Remembering is not just searching a database for appropriate memories, it is an active process in which we reconstruct memories according to our beliefs, wishes, needs, and information received from outside sources. Preconceptions, called schemas, determine in most situations how our memories are organized and allow to process large amounts of information because of summarizing regularities in daily life. Information coming in from the environment is held in transient sensory stores of iconic and auditory memories from which it is lost unless attended. Attended information goes into an intermediate short-term memory where it has to be rehearsed before it can go into a relatively permanent long-term memory. However, if the item left short-term memory before a permanent long-term memory representation was developed, it would be lost forever. Two general types of long term memory have been identified. Episodic memory represents our memory of events and experiences in a serial form and reconstructs actual events that took place; semantic memory is a structured record of facts, concepts and acquired skills. The information in semantic memory is derived from episodic memory to learn new facts or concepts from experience. Memory for detail is available initially but is forgotten rapidly while memory for meaning is retained. Subjects initially encode many of the perceptual details but forget most of this information quickly. Once the perceptual information is forgotten, subjects retain information only about the meaning or interpretation. People tend to have relatively good memory for meaningful interpretations of information. This implies that when people are confronted with some material to remember it will facilitate their memory if they can place some meaningful interpretation on it. Mnemonic memory enhancement is using imagery keyword methods use of mental imagery, method of loci by associating items to be learned with a series of locations, and other strategies of organizing memory in chunks of narrative visualization.

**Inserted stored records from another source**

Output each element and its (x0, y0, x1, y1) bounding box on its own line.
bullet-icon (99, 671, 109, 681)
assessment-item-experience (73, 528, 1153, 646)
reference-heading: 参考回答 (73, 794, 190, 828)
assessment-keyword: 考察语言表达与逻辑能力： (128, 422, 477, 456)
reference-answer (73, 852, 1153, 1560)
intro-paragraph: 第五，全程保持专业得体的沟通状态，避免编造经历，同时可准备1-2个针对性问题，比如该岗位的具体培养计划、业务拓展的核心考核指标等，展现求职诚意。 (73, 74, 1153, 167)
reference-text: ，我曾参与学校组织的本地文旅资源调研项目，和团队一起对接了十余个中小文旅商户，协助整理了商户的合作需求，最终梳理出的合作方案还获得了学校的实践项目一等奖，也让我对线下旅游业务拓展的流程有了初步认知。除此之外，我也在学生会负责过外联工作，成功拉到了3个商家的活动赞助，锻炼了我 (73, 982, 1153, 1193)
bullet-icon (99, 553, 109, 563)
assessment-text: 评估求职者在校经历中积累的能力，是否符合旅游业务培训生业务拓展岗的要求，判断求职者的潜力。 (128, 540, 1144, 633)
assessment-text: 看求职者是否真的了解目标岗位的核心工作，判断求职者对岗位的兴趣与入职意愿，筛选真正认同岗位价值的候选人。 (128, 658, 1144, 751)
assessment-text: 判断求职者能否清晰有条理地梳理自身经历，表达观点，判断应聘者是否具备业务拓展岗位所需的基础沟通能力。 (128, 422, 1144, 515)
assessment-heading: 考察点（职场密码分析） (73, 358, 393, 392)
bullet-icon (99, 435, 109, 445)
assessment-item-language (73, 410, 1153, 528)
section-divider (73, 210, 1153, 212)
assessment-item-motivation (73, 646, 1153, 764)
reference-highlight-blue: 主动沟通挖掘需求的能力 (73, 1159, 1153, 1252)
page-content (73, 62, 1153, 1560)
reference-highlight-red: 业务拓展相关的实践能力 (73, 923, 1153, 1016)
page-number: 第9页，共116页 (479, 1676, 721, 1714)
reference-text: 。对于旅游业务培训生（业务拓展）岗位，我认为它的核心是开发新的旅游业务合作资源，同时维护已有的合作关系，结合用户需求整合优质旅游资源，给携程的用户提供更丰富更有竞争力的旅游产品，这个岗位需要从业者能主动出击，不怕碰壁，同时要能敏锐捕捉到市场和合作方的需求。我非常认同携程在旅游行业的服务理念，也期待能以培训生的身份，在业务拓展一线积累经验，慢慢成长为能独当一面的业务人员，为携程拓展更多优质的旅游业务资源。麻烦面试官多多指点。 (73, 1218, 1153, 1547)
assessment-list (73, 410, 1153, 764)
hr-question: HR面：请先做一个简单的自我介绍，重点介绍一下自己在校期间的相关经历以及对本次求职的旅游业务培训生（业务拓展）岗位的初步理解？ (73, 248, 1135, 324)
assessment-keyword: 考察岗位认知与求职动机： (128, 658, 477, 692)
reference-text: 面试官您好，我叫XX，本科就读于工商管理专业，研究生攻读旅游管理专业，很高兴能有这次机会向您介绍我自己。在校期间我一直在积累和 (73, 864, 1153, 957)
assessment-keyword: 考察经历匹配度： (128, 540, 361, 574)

The concept of State Dependant Memory is quite simply that if something happens while in an altered state, it will be remembered better if the subject is returned to that state.
The recall when in a particular mood depends partly on the mood when originally learning the material; this is referred to as Mood Dependent Memory. Being in a mood - such as sad, anxious or happy - triggers other memories of the same mood. Feeling good is more likely to make one remember good times, feeling "bad" it is often hard to remember that things had ever been good. Another phenomenon is Context Dependant Memory where we will remember things better if we go back to the context or setting in which they occurred. It's astonishing what can be remembered just by going back to the original context, like an old neighborhood.